Em 26 de fevereiro de 1926, o fazendeiro José Alves Nogueira (cunhado de José Saturnino, o primeiro inimigo de Lampião) , havia sido capturado pelos revoltosos da Coluna Prestes, que aproveitando o prestígio da vítima, comumente utilizava-se como guia para orientar o trajeto que a numerosa tropa fazia invadindo o território sertanejo. Depois de três dias, José Nogueira foi libertado e retornou para casa respirando aliviado da aflição que passou durante o sequestro. Mal podia imaginar que voltando para a fazenda Serra Vermelha passaria por situação ainda pior. Ao chegar, José Nogueira pediu para seus familiares irem avisar aos demais parentes que estava tudo bem com ele e que já encontrava-se em casa. Todavia, aproveitando o descanso da infausta viagem, resolveu ir até a vazante onde existia uma cacimba que abastecia o lugar. Depois de algum tempo observando seu roçado, José Nogueira recebeu um recado de Antônia Isabel da Conceição (Isabel de Luis Preto) que inocentemente disse que a força volante de Nazaré (comandada pelo tenente Manoel Neto) estava no terreiro da casa esperando ele. Desconfiado, José Nogueira ainda perguntou: - Tem certeza que é a força ?. Tenho sim, respondeu a inocente Isabel.
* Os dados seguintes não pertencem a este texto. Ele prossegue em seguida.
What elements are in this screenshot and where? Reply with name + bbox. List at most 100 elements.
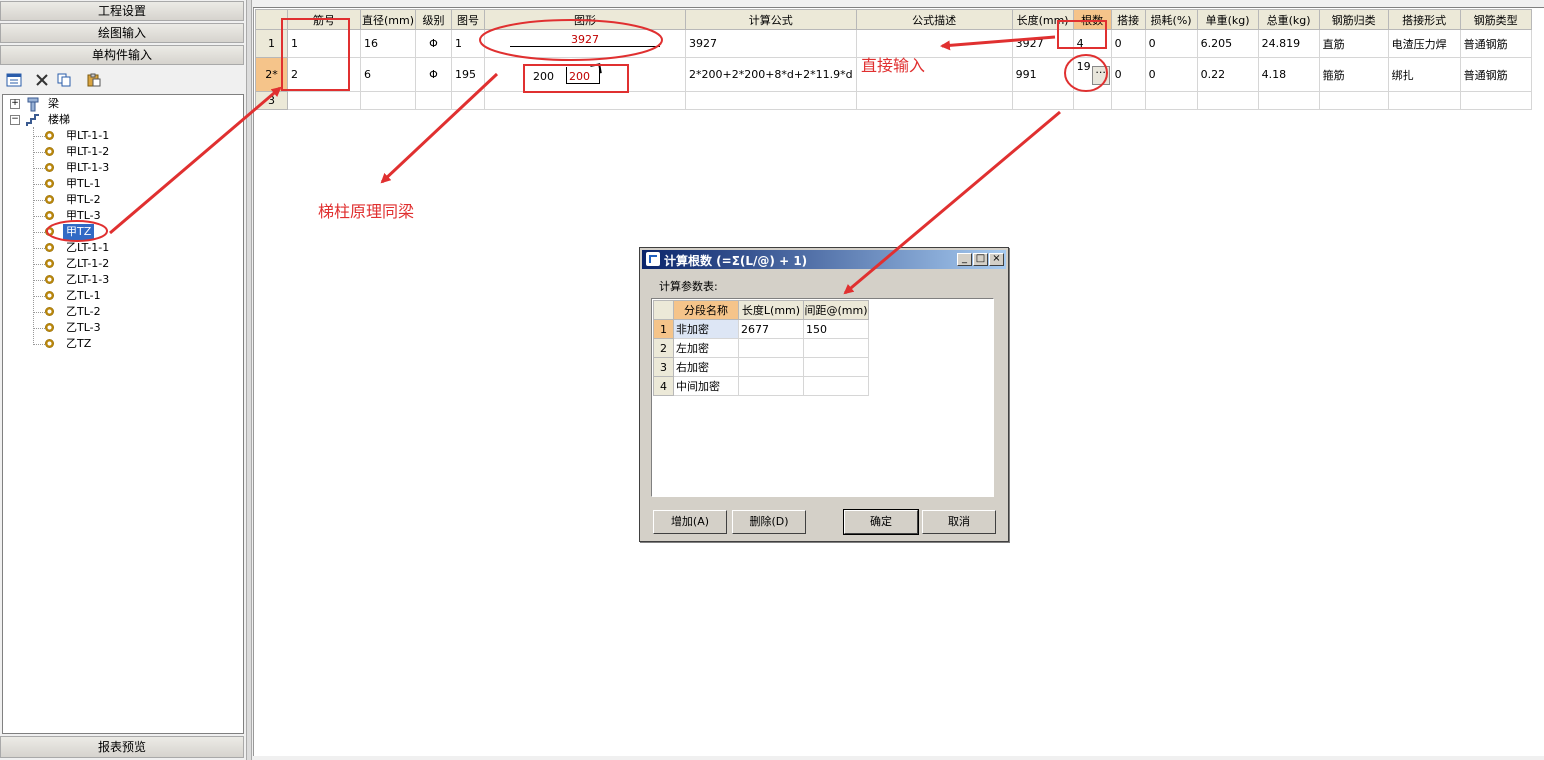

Ao subir a ladeira da cacimba em direção ao terreiro da casa ele avistou o bando de Lampião com 45 cangaceiros enfurecidos após saírem derrotados na tentativa de invasão ao povoado de Nazaré do Pico. Homem de firmeza, José Nogueira não correu e nem prestanejou. Continuou o trajeto mesmo sabendo que dificilmente escaparia da morte. Nisso, o cangaceiro Antônio Ferreira, aproximou-se dele e falou: - É hoje José Nogueira. E ele respondeu: - Seja o que Deus quiser.
Lampião mandou todos baixarem as armas e começou a conversar com o velho fazendeiro. Após a palestra, Lampião observou ele muito cansado, doente e asmático, liberando o fazendeiro do suplício. Deu voz de reunir e começou a seguir no destino da caatinga quando escutou a detonação de um tiro. Desobedecendo a ordem do irmão, o cangaceiro Antônio Ferreira atirou covardemente em José Alves Nogueira, sendo ele advertido por Lampião, com seu aguçado precedimento que esse assassinato resultaria na definitiva inclusão da numerosa e valente família Barbosa Nogueira na perseguição aos cangaceiros, como de fato aconteceu.
Antes de ir embora, Antônio Ferreira retirou as sandálias alpercatas do morto e seguiu bandoleiro pela caatinga. Como a morte sempre anda a galope, no mesmo ano também morreu Antônio Ferreira vítima de um único tiro acidental. Essa fatalidade na linguagem do matuto, chama-se bom sucesso, ou seja, uma crença que o povo sertanejo tem em acreditar que o tiro acidental foi uma quitação divina.